South Africa’s higher education sector has been rocked over the last two years as the Fees Must Fall protests at universities, colleges and technikons have exposed and emphasised the financial struggles of aspiring graduates. But as the political drama between the state, students and university management has entered the fray, attention has been diverted from the core matter at hand – the narrative of everyday people struggling for access to education and the systemic exclusion of which this speaks.
Through this six-part series The Daily Vox hopes to reprioritise these voices.
The Daily Vox interviewed people from across the country who are struggling for higher education funding, some of whom survive on basic grants and pensions for their needs.

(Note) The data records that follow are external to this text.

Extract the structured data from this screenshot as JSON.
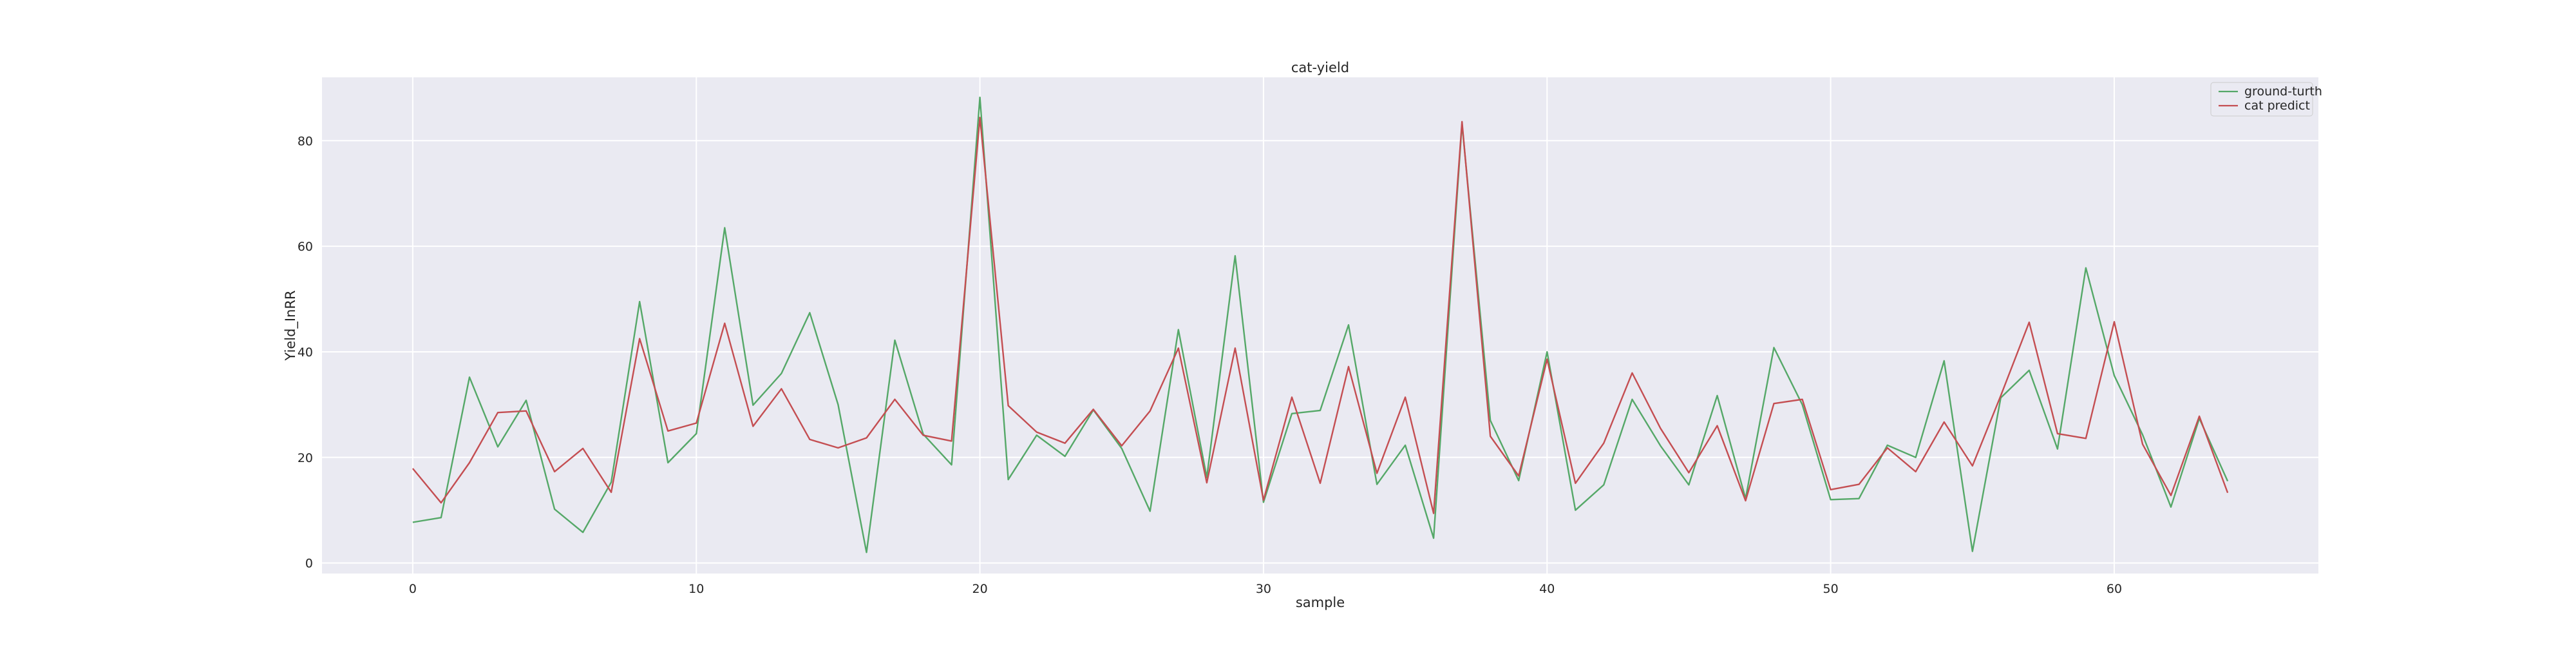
{
  "chart_data": {
    "type": "line",
    "title": "cat-yield",
    "xlabel": "sample",
    "ylabel": "Yield_InRR",
    "xlim": [
      -3.2,
      67.2
    ],
    "ylim": [
      -2,
      92
    ],
    "xticks": [
      0,
      10,
      20,
      30,
      40,
      50,
      60
    ],
    "yticks": [
      0,
      20,
      40,
      60,
      80
    ],
    "grid": true,
    "legend_position": "top-right",
    "background": "#eaeaf2",
    "series": [
      {
        "name": "ground-turth",
        "color": "#55a868",
        "x": [
          0,
          1,
          2,
          3,
          4,
          5,
          6,
          7,
          8,
          9,
          10,
          11,
          12,
          13,
          14,
          15,
          16,
          17,
          18,
          19,
          20,
          21,
          22,
          23,
          24,
          25,
          26,
          27,
          28,
          29,
          30,
          31,
          32,
          33,
          34,
          35,
          36,
          37,
          38,
          39,
          40,
          41,
          42,
          43,
          44,
          45,
          46,
          47,
          48,
          49,
          50,
          51,
          52,
          53,
          54,
          55,
          56,
          57,
          58,
          59,
          60,
          61,
          62,
          63,
          64
        ],
        "values": [
          7.7,
          8.6,
          35.2,
          22,
          30.8,
          10.2,
          5.8,
          15.3,
          49.5,
          19,
          24.5,
          63.5,
          29.9,
          35.9,
          47.4,
          30,
          2,
          42.2,
          24.4,
          18.6,
          88.2,
          15.8,
          24.2,
          20.2,
          29,
          21.7,
          9.8,
          44.2,
          16.2,
          58.2,
          11.5,
          28.3,
          28.9,
          45.1,
          14.9,
          22.3,
          4.7,
          83.2,
          27,
          15.6,
          40,
          10,
          14.8,
          31,
          22.2,
          14.8,
          31.7,
          12.2,
          40.8,
          30,
          12,
          12.2,
          22.3,
          20,
          38.3,
          2.2,
          31.3,
          36.5,
          21.6,
          55.9,
          35.5,
          24.3,
          10.6,
          27.4,
          15.5
        ]
      },
      {
        "name": "cat predict",
        "color": "#c44e52",
        "x": [
          0,
          1,
          2,
          3,
          4,
          5,
          6,
          7,
          8,
          9,
          10,
          11,
          12,
          13,
          14,
          15,
          16,
          17,
          18,
          19,
          20,
          21,
          22,
          23,
          24,
          25,
          26,
          27,
          28,
          29,
          30,
          31,
          32,
          33,
          34,
          35,
          36,
          37,
          38,
          39,
          40,
          41,
          42,
          43,
          44,
          45,
          46,
          47,
          48,
          49,
          50,
          51,
          52,
          53,
          54,
          55,
          56,
          57,
          58,
          59,
          60,
          61,
          62,
          63,
          64
        ],
        "values": [
          17.9,
          11.4,
          19,
          28.5,
          28.8,
          17.3,
          21.7,
          13.4,
          42.5,
          25,
          26.5,
          45.4,
          25.9,
          33,
          23.4,
          21.8,
          23.7,
          31,
          24.2,
          23.1,
          84.4,
          29.8,
          24.8,
          22.7,
          29.1,
          22.2,
          28.8,
          40.7,
          15.2,
          40.7,
          11.9,
          31.4,
          15.1,
          37.2,
          17,
          31.4,
          9.4,
          83.6,
          24,
          16.5,
          38.6,
          15.1,
          22.7,
          36,
          25.5,
          17.1,
          26,
          11.8,
          30.2,
          31,
          13.9,
          14.9,
          21.8,
          17.3,
          26.7,
          18.4,
          31.7,
          45.6,
          24.5,
          23.6,
          45.7,
          22.5,
          12.8,
          27.8,
          13.3
        ]
      }
    ]
  }
}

Thulani is from the Eastern Cape and lives with his mother, who is ill and survives on government grants. He is passionate about maths and science and wants to study Chemical Engineering at CPUT. He’s been accepted at CPUT but can’t afford the deposit. If he receives funding to study, he will be the second person in his family to obtain a university degree.
Olwenkosi Simthatha Khafu
Olwenkosi has wanted to study Retail Business Management at CPUT since she matriculated in 2015. She is planning on starting second year but can’t afford the R49, 000 in fees. After applying for NSFAS, she has been kept waiting for a response since May 2016. Her mother is a single parent and has struggled to find a job since 2015, and the family lives on her grandparent’s pension money.
Sariel lives with his five family members who all depend of his father’s pension of R18, 000 a year. He wants to study a Postgraduate Certificate in Education (PGCE) at UNISA, where he was accepted. However, he can’t afford the fees of R13, 020, or the registration fee. He wants to enter the corporate world and help young people succeed.